Posted August 16, 2021


With 3 new build deliveries from the La Spezia shipyard in the last 14 months we often wondered what it would be like to visit the spiritual home of Riva…

With 3 new build deliveries from the La Spezia shipyard in the last 14 months we often wondered what it would be like to visit the spiritual home of Riva in Sarnico on the shores of Lake Iseo so when the opportunity came up we literally jumped at the chance !

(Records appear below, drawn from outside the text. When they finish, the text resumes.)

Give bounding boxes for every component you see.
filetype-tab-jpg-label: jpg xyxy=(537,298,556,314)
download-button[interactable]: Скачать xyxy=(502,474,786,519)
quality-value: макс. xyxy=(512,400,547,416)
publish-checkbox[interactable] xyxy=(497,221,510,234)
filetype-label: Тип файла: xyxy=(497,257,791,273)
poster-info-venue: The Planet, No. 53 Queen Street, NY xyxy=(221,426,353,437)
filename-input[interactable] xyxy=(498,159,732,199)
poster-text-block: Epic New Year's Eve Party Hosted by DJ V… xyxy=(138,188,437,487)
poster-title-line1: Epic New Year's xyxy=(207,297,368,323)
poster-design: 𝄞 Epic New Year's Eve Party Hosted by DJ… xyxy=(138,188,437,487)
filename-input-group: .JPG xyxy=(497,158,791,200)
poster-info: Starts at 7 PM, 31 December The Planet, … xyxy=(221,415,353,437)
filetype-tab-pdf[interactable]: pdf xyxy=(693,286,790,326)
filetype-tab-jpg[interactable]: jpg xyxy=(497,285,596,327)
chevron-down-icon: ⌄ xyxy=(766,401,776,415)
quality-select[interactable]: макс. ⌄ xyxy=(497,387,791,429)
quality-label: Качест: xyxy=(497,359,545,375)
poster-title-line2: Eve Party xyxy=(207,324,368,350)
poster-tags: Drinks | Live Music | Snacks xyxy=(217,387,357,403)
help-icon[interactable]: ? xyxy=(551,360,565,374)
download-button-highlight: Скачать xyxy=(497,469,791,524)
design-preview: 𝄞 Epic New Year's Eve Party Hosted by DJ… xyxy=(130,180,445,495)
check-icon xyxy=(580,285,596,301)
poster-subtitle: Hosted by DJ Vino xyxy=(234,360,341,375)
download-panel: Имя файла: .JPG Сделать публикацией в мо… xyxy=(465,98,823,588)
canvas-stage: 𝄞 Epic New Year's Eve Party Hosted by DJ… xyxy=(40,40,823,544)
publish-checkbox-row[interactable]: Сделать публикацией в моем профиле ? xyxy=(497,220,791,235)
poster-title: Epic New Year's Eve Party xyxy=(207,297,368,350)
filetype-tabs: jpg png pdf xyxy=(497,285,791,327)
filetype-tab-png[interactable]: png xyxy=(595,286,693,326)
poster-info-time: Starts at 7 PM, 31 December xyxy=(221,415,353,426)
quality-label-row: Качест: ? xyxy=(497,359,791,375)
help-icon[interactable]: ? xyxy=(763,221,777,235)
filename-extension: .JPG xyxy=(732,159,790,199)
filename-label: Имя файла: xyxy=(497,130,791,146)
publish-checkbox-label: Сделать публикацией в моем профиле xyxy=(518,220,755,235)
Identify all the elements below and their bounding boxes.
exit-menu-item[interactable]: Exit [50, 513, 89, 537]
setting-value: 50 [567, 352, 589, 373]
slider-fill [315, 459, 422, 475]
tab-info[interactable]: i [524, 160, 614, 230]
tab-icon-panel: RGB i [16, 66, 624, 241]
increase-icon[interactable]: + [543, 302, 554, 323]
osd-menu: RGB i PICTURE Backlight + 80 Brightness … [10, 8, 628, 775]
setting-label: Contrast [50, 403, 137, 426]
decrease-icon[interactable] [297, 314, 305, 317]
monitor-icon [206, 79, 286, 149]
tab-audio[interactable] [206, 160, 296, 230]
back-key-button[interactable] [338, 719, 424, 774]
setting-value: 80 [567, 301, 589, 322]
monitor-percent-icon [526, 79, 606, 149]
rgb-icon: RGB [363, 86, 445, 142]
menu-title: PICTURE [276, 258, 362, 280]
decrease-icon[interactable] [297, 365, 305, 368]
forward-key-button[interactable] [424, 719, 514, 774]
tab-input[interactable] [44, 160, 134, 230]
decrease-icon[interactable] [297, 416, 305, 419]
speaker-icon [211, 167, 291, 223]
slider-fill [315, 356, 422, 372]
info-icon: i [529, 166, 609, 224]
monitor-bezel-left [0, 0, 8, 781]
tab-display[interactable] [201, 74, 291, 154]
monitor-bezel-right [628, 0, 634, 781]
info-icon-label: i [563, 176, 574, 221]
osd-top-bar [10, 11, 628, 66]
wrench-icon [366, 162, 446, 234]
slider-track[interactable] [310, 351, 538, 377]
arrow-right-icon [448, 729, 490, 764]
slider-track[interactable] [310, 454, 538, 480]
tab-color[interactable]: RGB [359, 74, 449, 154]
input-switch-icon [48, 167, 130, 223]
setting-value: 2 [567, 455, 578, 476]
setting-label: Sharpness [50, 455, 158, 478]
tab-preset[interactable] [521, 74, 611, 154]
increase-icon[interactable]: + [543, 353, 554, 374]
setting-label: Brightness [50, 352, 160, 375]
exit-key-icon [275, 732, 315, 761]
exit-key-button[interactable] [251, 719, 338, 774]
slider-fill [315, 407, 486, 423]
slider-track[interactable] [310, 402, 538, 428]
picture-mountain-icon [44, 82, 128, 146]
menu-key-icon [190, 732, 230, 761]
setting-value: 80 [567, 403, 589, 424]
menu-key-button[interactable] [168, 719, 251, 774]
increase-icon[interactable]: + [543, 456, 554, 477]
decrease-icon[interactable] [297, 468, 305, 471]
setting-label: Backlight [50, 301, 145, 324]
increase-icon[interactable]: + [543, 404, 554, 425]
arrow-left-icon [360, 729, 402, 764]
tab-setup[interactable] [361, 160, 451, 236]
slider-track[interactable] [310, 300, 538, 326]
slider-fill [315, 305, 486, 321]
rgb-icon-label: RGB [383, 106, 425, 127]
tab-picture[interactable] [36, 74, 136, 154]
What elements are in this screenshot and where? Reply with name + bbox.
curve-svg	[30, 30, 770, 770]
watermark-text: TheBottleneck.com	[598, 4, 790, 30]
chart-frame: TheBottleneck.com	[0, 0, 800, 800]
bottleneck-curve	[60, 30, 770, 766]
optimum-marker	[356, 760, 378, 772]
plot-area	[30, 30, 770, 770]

After a very warm welcome we embarked on a truly spectacular visit of the shipyards whilst learning how the team put their decades of experience and fine Italian artistry to design some of the most elegant boats on the water today.
The fascinating Riva story dates back to 1842, when Pietro Riva founded the Riva shipyard on the shores of Lago d’Iseo in Sarnico – a small northern town. It is here that the Riva family began building commercial boats as a family-run business. 
By the 1930’s, the purpose began to change for Riva. The brand was no longer captained by Pietro, his grandson, Serafino, had taken to the helm. Riva was now navigating towards manufacturing record-breaking powerboats, which Serafino raced himself. As well as this, Riva simultaneously began crafting pleasure vessels too. 
Major transformation came for the brand following World War I when Serafino’s Riva’s son, Carlos Riva applied his creative flair and designed the distinct wooden boats the brand is famed for today. 
With its opulent and growing popularity and status, the Riva brand quickly escalated to be globally recognised. Their affiliation lay with high-profile captains of industry, celebrities and even royalty. 
Carlos Riva was hands-on in his approach. From evolving the bow shape using the human eye all the way through to developing the final finishes and technologies, Carlos’ passion was evident. 
From 1956, architect and designer Giorgio Barilini became a forefront collaborator with the brand – giving birth to the ‘Riva icon’, Aquarama during the winter of 1962. The hull was based on the Riva Tritone, an earlier model speedboat by Riva, with top speeds of 73km/h. The meticulous craftsmanship which went into this model, earned it’s praise as the ‘Ferrari of the boat world’. The production of this model ran from 1962 to 1996 and is notably the flagship of its range. 
In the years to follow, the company began incorporating fibreglass into their production. Lighter, significantly lower in maintenance time and cost, Riva saw it necessary to start implementing this material in their design. In spite of the growing use of this material, Riva continued to make wooden boats until the delivery of the Aquarama Special. In September 1969, the yard changed hands and was sold to the US company Whittaker. However, partnership with the Riva family was retained. 
In 1989 following a triumphant journey, the Riva family era came to an end when being bought out by Vickers – a British group who owned Rolls Royce at the time. 
The Ferretti Group went on to acquire Riva in 2000, giving them the infrastructure which enabled them to grow their capacity and progress onto building larger yachts. 
Since, the brand has flourished in unimaginable ways. They have made their mark in the larger yacht sector with their Superyacht Division, held at the largest shipbuilding facility in Europe – the Riva Ancona yard. Steered by the Ferretti Group, the  company continues to make headway in the industry, embracing the use of new and old materials, drawing on influences from their heritage and their future. 

The SYM Superyacht Management team looks to continue their strong relationship with the brand, long into the future.